Lessons From The Turkish Lira Crisis
A deep dive into the Turkish Lira and the lessons we can take away following President Erdogan's re-election
Hey guys,
May was one heck of a month in markets.
Speeches, debt ceiling, fear, volatility and risk— all at the same time.
A beautiful war.
Anyways, the TRY is a currency I’ve been following from afar as well as the Turkish macroeconomic policy, which happens to be one of the worst I’ve come across.
So I’ll be breakdown the major reasons behind the Lira’s collapse and what lessons you can learn from this:
Turkey’s Macro Climate
From the 1960s to 2022, the average inflation rate in Turkey was 32.6% per year. Meaning that an item that would have cost you 100 liras in 1960 would now cost you 1.06 billion liras by 2023.

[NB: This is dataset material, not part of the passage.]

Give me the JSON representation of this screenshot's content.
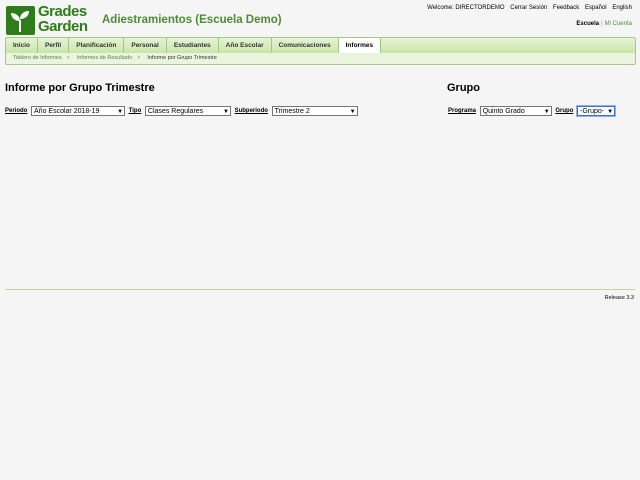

Let me put that into content for you, an item that would have cost you £100 in 1960 would only cost you £1,869.39 today in 2023 for the UK. That’s the detrimental power of inflation.
There’s a list long enough to fill the room as to why the TRY has depreciated so much, but I’m going to start with a country that failed to take control of its current account deficit, fiscal and monetary policy.
Over recent years, the Turkish economy has been brought to its knees by bad monetary policy, a weak fiscal policy and running a growing trade deficit. Turkey is a net importer of energy, importing from Russia (43%), Iran (17%) and Iraq (13%), meaning that as energy costs have spiked higher this has worsened the ongoing inflation battle depleting the country’s current account.
Before I break this down let me explain the importance of the balance of trade to an economy, particularly for their currency.
Balance of trade is another term for trade balance. Meaning, the difference in the sum of all imports minus all exports. Pretty explanatory that a trade surplus means that the country is exporting more than it imports and that a trade deficit means the country is importing more than it exports.